Peringati HUT ke 74, Anggota TNI Tanam 7 Ribu Bibit Pohon Mangrove di Pantai Pulau Santen

  • Bagikan
Foto: banyuwangikab

BANYUWANGI – Dalam rangka memperingati HUT ke-74 Tentara Nasional Indonesia (TNI), jajaran TNI, pelajar, relawan SAR dan masyarakat Banyuwangi melakukan penanaman ribuan pohon mangrove, di Pantai Pulau Santen, Kelurahan Karangrejo, Kecamatan Banyuwangi, Kabupaten Banyuwangi, Senin (07/10/2019).

Dilansir dari banyuwangikab.go.id, ratusan anggota TNI AD/AL, Polri memenuhi sepanjang muara yang ada di Pantai Syariah Pulau Santen. Mereka menanam ribuan bibit bakau atau tanaman penyusun mangrove di sisi barat dan timur muara dengan panjang lebih dari 200 meter.

Wakil Bupati (Wabup) Banyuwangi Yusuf Widyatmoko juga hadir bersama forum pimpinan daerah, Komandan Pangkalan Laut (Danlanal) Banyuwangi, Letkol Laut Yulius Azz Zaenal, Komandan Distrik Militer (Dandim) 0825, Letkol Inf Yuli Eko Purwanto, Kapolres Banyuwangi, AKBP Taufik Herdiansyah Zeinardi, beberapa siswa sekolah, relawan SAR dan beberapa karyawan perusahaan yang selama ini bersinggungan langsung dengan kawasan laut juga ikut turun ke dalam lumpur untuk menanam bakau.

Ucapan apresiasi mendalam disematkan oleh Wabup Yusuf ketika menghadiri kegiatan aksi menyelamatkan bumi tersebut.

“Mangrove ini akan melindungi pantai dari abrasi, dan menangkal gelombang besar termasuk tsunami.
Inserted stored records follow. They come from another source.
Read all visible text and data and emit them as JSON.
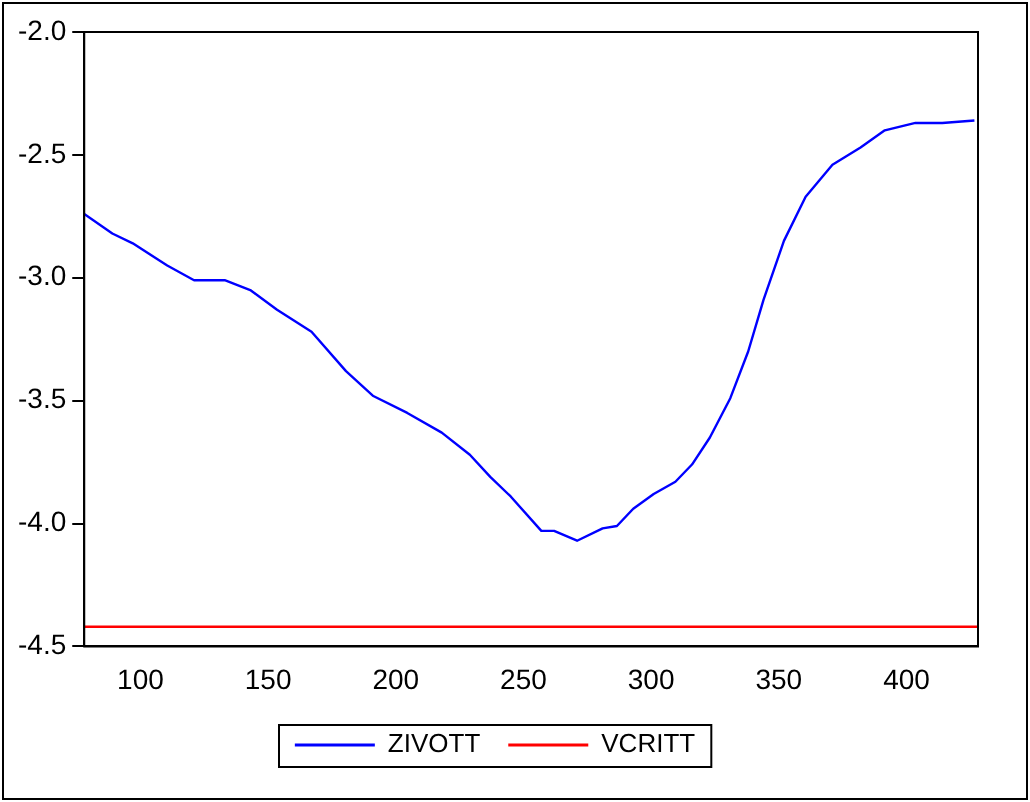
{
  "chart_data": {
    "type": "line",
    "xlim": [
      78,
      428
    ],
    "xticks": [
      100,
      150,
      200,
      250,
      300,
      350,
      400
    ],
    "ylim": [
      -4.5,
      -2.0
    ],
    "yticks": [
      {
        "value": -4.5,
        "label": "-4.5"
      },
      {
        "value": -4,
        "label": "-4.0"
      },
      {
        "value": -3.5,
        "label": "-3.5"
      },
      {
        "value": -3,
        "label": "-3.0"
      },
      {
        "value": -2.5,
        "label": "-2.5"
      },
      {
        "value": -2,
        "label": "-2.0"
      }
    ],
    "grid": false,
    "legend": "bottom",
    "marker": "none",
    "line_style": "solid",
    "series": [
      {
        "name": "ZIVOTT",
        "color": "#0000ff",
        "x": [
          78,
          89,
          97,
          110.5,
          121,
          133,
          143,
          153.5,
          167,
          180.5,
          191,
          204.5,
          218,
          229,
          237,
          245,
          257,
          262,
          271,
          281,
          286.6,
          293,
          301,
          309.5,
          316,
          323,
          331,
          338,
          344,
          352,
          360.5,
          371,
          382,
          391.5,
          403.5,
          414,
          426.6
        ],
        "values": [
          -2.74,
          -2.82,
          -2.86,
          -2.95,
          -3.01,
          -3.01,
          -3.05,
          -3.13,
          -3.22,
          -3.38,
          -3.48,
          -3.55,
          -3.63,
          -3.72,
          -3.81,
          -3.89,
          -4.03,
          -4.03,
          -4.07,
          -4.02,
          -4.01,
          -3.94,
          -3.88,
          -3.83,
          -3.76,
          -3.65,
          -3.49,
          -3.3,
          -3.09,
          -2.85,
          -2.67,
          -2.54,
          -2.47,
          -2.4,
          -2.37,
          -2.37,
          -2.36
        ]
      },
      {
        "name": "VCRITT",
        "color": "#ff0000",
        "x": [
          78,
          428
        ],
        "values": [
          -4.42,
          -4.42
        ]
      }
    ]
  }
}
Kegiatan ini sangat bermanfaat dalam pelestarian lingkungan hidup, termasuk bagi masyarakat dan generasi penerus,” kata Wabup Yusuf.

Sementara itu, Danlanal Banyuwangi, Letkol Laut Yulius Azz Zaenal mengatakan ada 7000 bibit bakau yang ditanam hari itu.

“Kegiatan ini menjadi bagian dari penanaman 300.074 bakau serentak yang dilakukan TNI di seluruh Indonesia dalam rangka peringatan HUT TNI ke 74,” ujar Danlanal.

Dijelaskan Danlanal, pusat penanaman dilakukan di Jakarta, tapi semua wilayah terutama yang memiliki kawasan pantai menyiapkan penanaman bakau seperti ini.

“Tanaman mangrove semacam ini bisa menyerap empat sampai lima kali lebih besar karbon di udara,” kata Danlanal.

Baca :
Penemuan Mayat Tertutup Dedaunan Kering, Ditemukan oleh Pekerja di Perkebunan Kalirejo Glenmore

“Dipilihnya pohon mangrove, untuk menjaga ekosistem seperti habitat ikan, pengurangan zat karbon di udara dan melokalisir nyamuk penyebab malaria. Selain itu untuk menjaga agar pantai tidak abrasi,” paparnya.

Danlanal menambahkan, pihaknya sengaja memilih pantai ini sebagai lokasi penanaman karena melihat abrasi di kawasan tersebut. Untuk menekan semakin meluasnya abrasi, maka dilakukan penanaman ribuan bibit mangrove di area setempat.

Sementara itu, Dandim 0825 Banyuwangi, Letkol Inf Yuli Eko Purwanto menambahkan, kawasan yang dipilih untuk penanaman bakau sendiri kebetulan adalah kawasan yang menjadi milik TNI.

“Kawasan ini tetap perlu dijaga, karena selama ini memang menjadi salah satu kawasan mangrove yang telah menjadi destinasi wisata baru di Banyuwangi,” kata Dandim.

“Selain melakukan penanaman bakau, kami juga akan melakukan pembersihan kawasan dari sampah,” tuturnya.

Hal ini menunjukkan bahwa aparat TNI dan masyarakat semakin solid dalam menjaga kebersihan lingkungan.

“Saya berharap, nantinya Mangrove yang ditanam ini bisa berkembang dengan baik,” pungkas Dandim.

Kegiatan ini diawali dengan apel persiapan kegiatan penanaman pohon mangrove, bertindak sebagai pengambil apel Danlanal Letkol Laut (P) Yulius Azz Zaenal dan diikuti Forpimda dalam rangka perayaan HUT ke-74 TNI.